UTM Party central executive committee on Friday announced that it will recommend to the national executive committee (NEC) to sever the party’s ties with the Tonse Alliance, a pact it had formed with the Malawi Congress Party (MCP) in March 2020 ahead of the court-sanctioned fresh presidential election.
This decision comes just a month after a plane crash claimed the life of State Vice-President Saulos Klaus Chilima and eight others. Chilima was also UTM’s president.
Speaking during a press briefing at the party’s headquarters in Lilongwe’s Area 10, UTM publicity secretary general Felix Njawala announced the party’s withdrawal from the alliance citing lack of communication from other alliance partners after Chilima’s death.
Said Njawala: “Since we lost our president the late Saulos Chilima, we have been receiving calls and messages expressing concern about the future of our party. We have waited and haven’t heard anything from our partners and now the central executive committee has resolved that we should pull out of this alliance.”
He further said that the resolution will be submitted to the party’s NEC to look into it during its meeting scheduled for July 19, 2024.
In a brief response, MCP publicity secretary Ezekiel Ching’oma said the MCP expects an official correspondence from UTM.
UTM Party secretary general Patricia Kaliati said the central executive committee meeting with Vice-President Michael Usi, who is the party’s interim president did not take place. Despite this, the committee met after receiving legal advice that it could convene without the party’s president.
The meeting was scheduled to be held at the Vice-President’s official government residence in Area 12.

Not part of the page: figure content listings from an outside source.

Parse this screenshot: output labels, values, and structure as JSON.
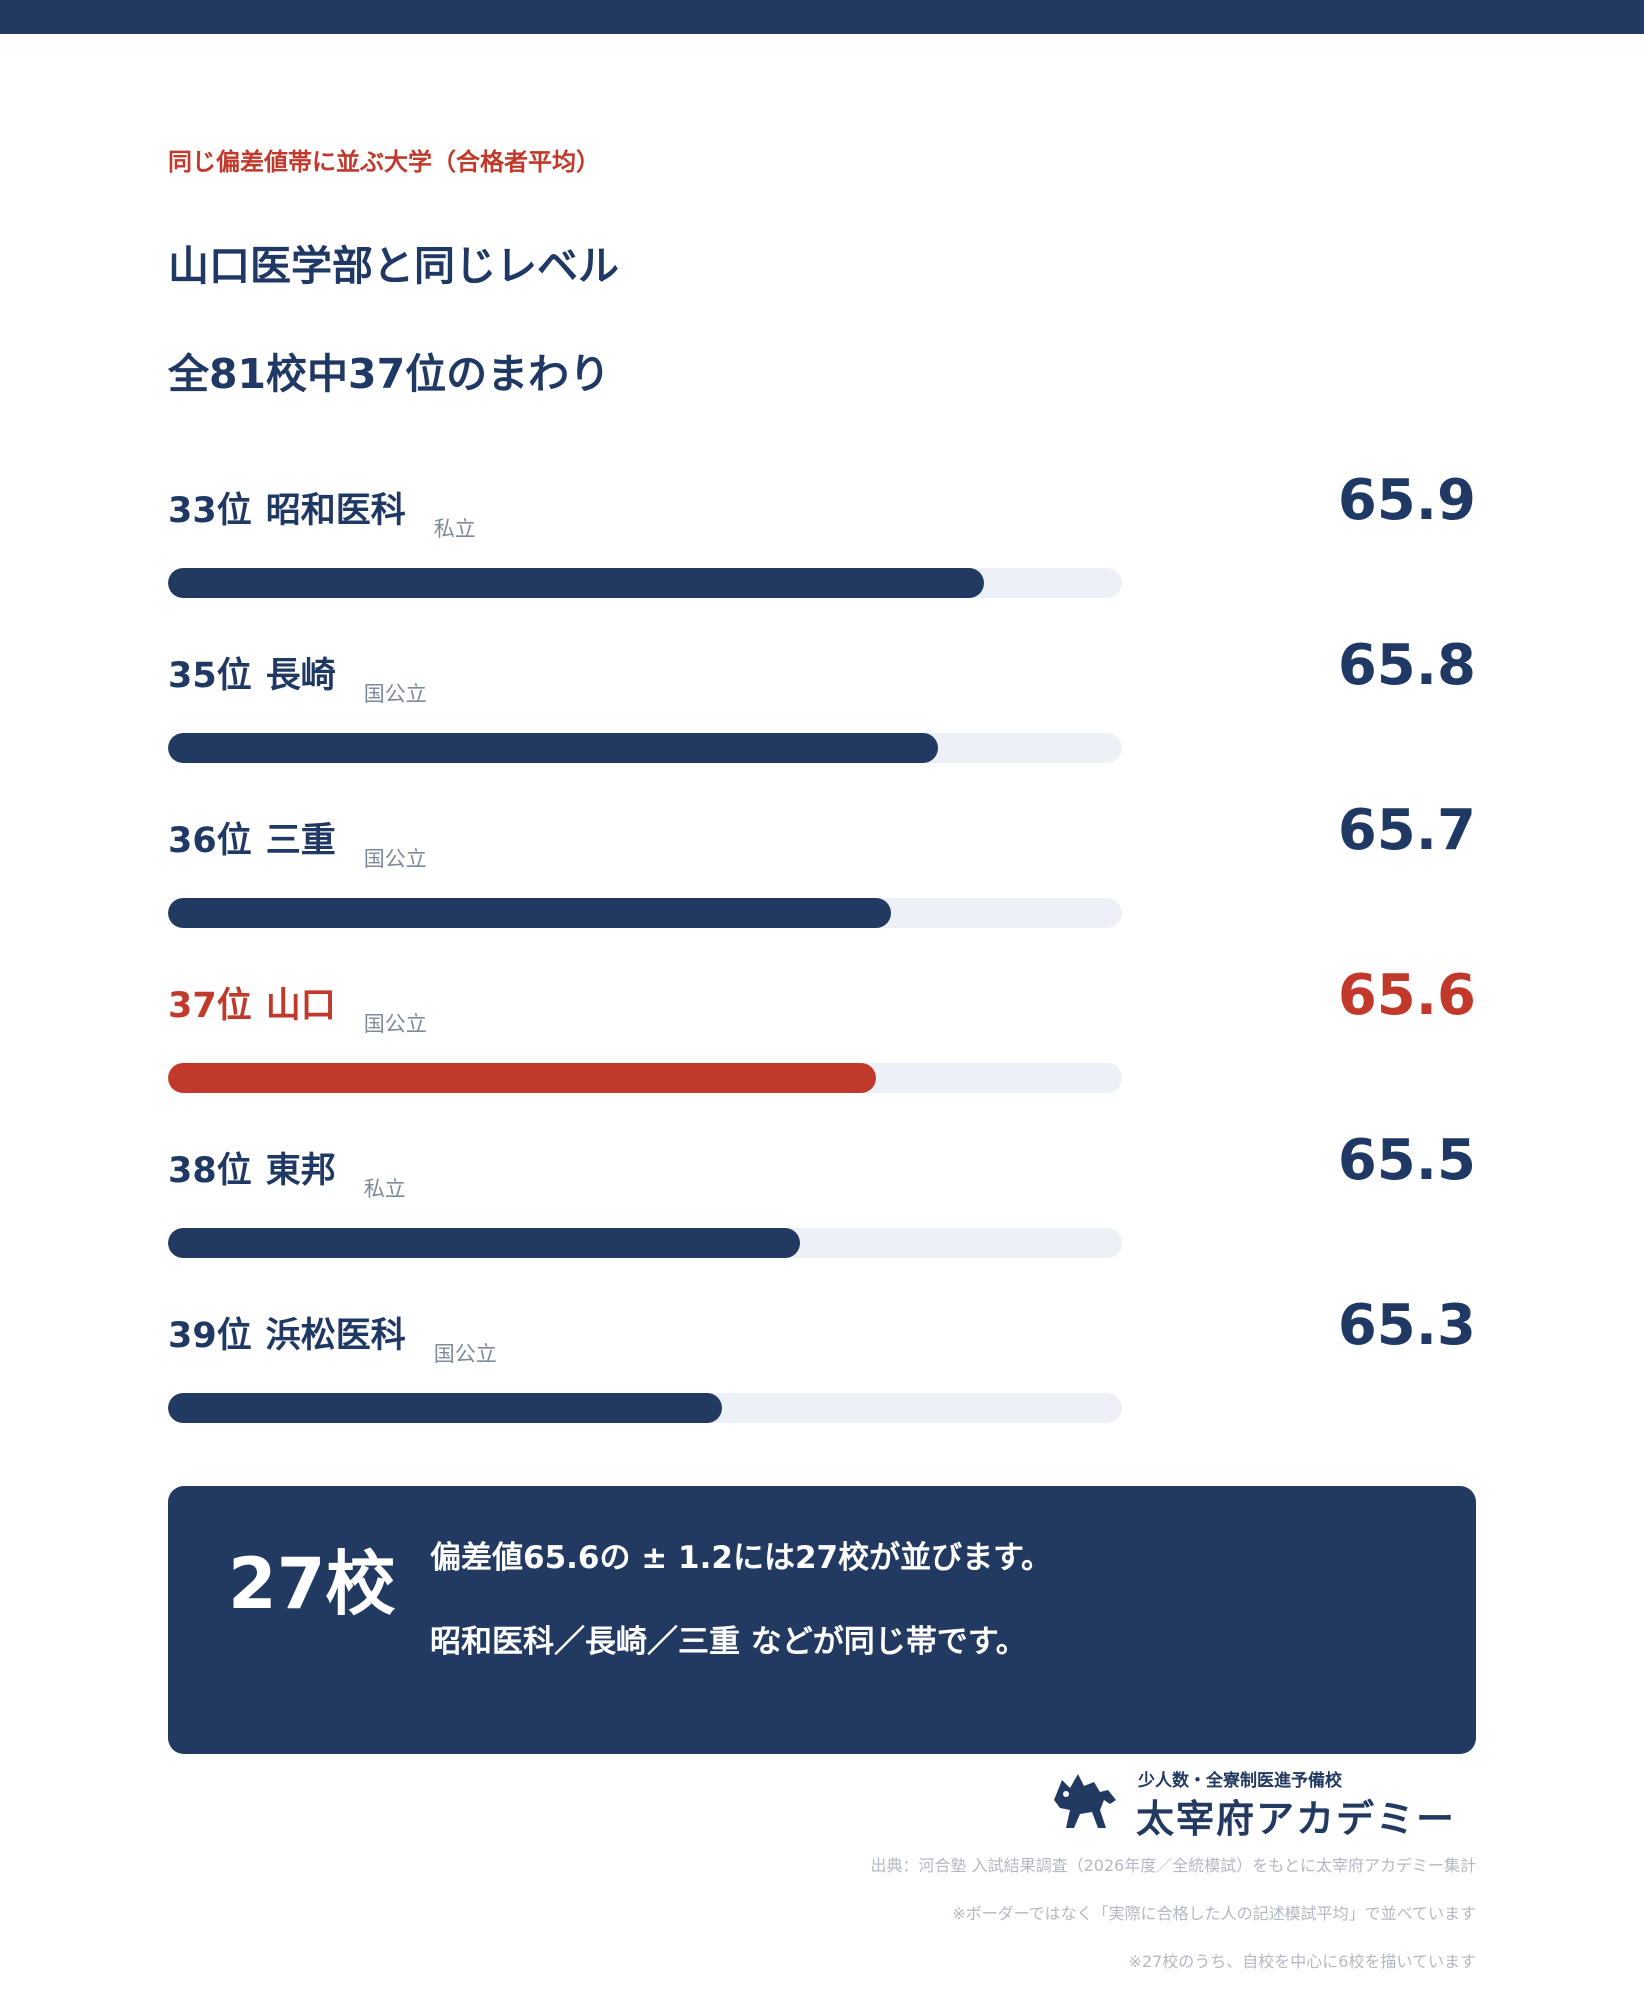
{
  "header": {
    "eyebrow": "同じ偏差値帯に並ぶ大学（合格者平均）",
    "title_line1": "山口医学部と同じレベル",
    "title_line2": "全81校中37位のまわり"
  },
  "colors": {
    "navy": "#223962",
    "accent_red": "#c0392b",
    "track": "#edf0f6"
  },
  "rows": [
    {
      "rank": "33位",
      "name": "昭和医科",
      "type": "私立",
      "value": "65.9",
      "fill": 0.855,
      "highlight": false
    },
    {
      "rank": "35位",
      "name": "長崎",
      "type": "国公立",
      "value": "65.8",
      "fill": 0.807,
      "highlight": false
    },
    {
      "rank": "36位",
      "name": "三重",
      "type": "国公立",
      "value": "65.7",
      "fill": 0.758,
      "highlight": false
    },
    {
      "rank": "37位",
      "name": "山口",
      "type": "国公立",
      "value": "65.6",
      "fill": 0.742,
      "highlight": true
    },
    {
      "rank": "38位",
      "name": "東邦",
      "type": "私立",
      "value": "65.5",
      "fill": 0.662,
      "highlight": false
    },
    {
      "rank": "39位",
      "name": "浜松医科",
      "type": "国公立",
      "value": "65.3",
      "fill": 0.581,
      "highlight": false
    }
  ],
  "chart_data": {
    "type": "bar",
    "categories": [
      "33位 昭和医科",
      "35位 長崎",
      "36位 三重",
      "37位 山口",
      "38位 東邦",
      "39位 浜松医科"
    ],
    "values": [
      65.9,
      65.8,
      65.7,
      65.6,
      65.5,
      65.3
    ],
    "title": "山口医学部と同じレベル",
    "xlabel": "",
    "ylabel": "",
    "orientation": "horizontal",
    "highlight_category": "37位 山口",
    "grid": false
  },
  "summary": {
    "count": "27校",
    "line1": "偏差値65.6の ± 1.2には27校が並びます。",
    "line2": "昭和医科／長崎／三重 などが同じ帯です。"
  },
  "logo": {
    "tagline": "少人数・全寮制医進予備校",
    "name": "太宰府アカデミー",
    "mark_icon": "horse-icon"
  },
  "footnotes": {
    "source": "出典：河合塾 入試結果調査（2026年度／全統模試）をもとに太宰府アカデミー集計",
    "note1": "※ボーダーではなく「実際に合格した人の記述模試平均」で並べています",
    "note2": "※27校のうち、自校を中心に6校を描いています"
  }
}
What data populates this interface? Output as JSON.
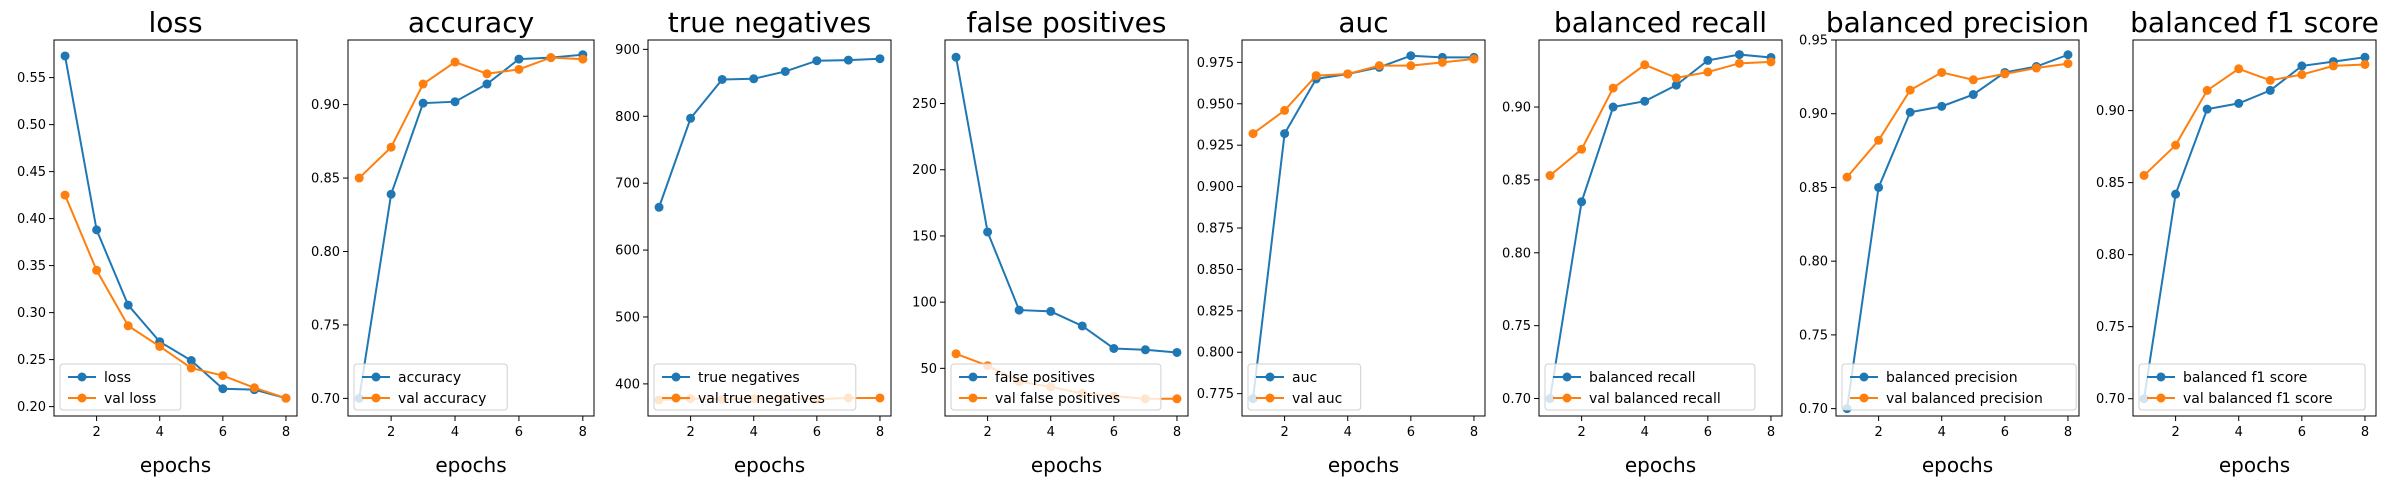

In an interview Kaliati said: “Our president said he was not comfortable with the party youths who followed us to the venue carrying placards, so he suggested that we call it off.”
In a statement read out at the briefing, Njawala said Chilima would not have wished that his death should kill the values and ideals he stood for.
The statement adds that Chilima did not join the alliance out of foolishness or naivety but out of patriotism.
Njawala also urged the government to conduct an independent commission of inquiry into the plane crash saying that UTM expects to be consulted during the constitution of the commission.
Meanwhile, a political commentator George Phiri said in an interview that it was highly anticipated that the alliance would crumble as there was no transparency in the way it was governed while alliance partners were side-lined in decision-making.
Another political commentator Ernest Thindwa said: “It is not surprising that the party’s central executive committee has resolved to terminate the alliance saying the working relationship between UTM and MCP has not been the best of engagements even before the demise of SKC. It was a matter of when, and not if.”
Another commentator Humphrey Mvula wondered if UTM had taken a calculated decision.
He said: “Should they have a little more to weigh options going into the unknown future? What will happen to Vice-President Dr. [Michael] Usi, the two Cabinet ministers and what about some of their UTM colleagues in the public service? For the moment, probably we should play the wait-and-see game.”
In 2022, Chilima declared that he was next in line as the 2025 Tonse Alliance presidential candidate in keeping with the pact he and MCP president Lazarus Chakwera signed.
He pointed out that any departure from the agreement amounts to political fraud, especially on the popular will that mandated the alliance.
The late vice-president stated that Clause 2 of the agreement stipulates 11 guiding principles that include transparency, good faith, national interest, unity and togetherness, good governance, non–discrimination, mutual trust, mutual respect, integrity, consultation and consensus.
Chilima said: “That subject to the decision of the national executive committees or conventions, as the case may be, of the UTM and the Malawi Congress Party, the presidential candidate during the fresh presidential election of 23 June 2020 shall not be the presidential candidate during the immediate next election and shall cede the candidacy to the running mate in the fresh presidential election of June 23 2020.”
At the time, MCP issued a statement to the effect that it did not have in its possession any document that stipulates or points to the sharing of terms between Chakwera and Chilima.
The two leaders first met to talk about the alliance on July 7 2022 when they resolved to put their differences aside in the spirit of good governance.
But in the recent past, a growing number of senior MCP officials have endorsed Chakwera’s candidacy in the 2025 presidential elections and a few months ago Chakwera himself declared interest.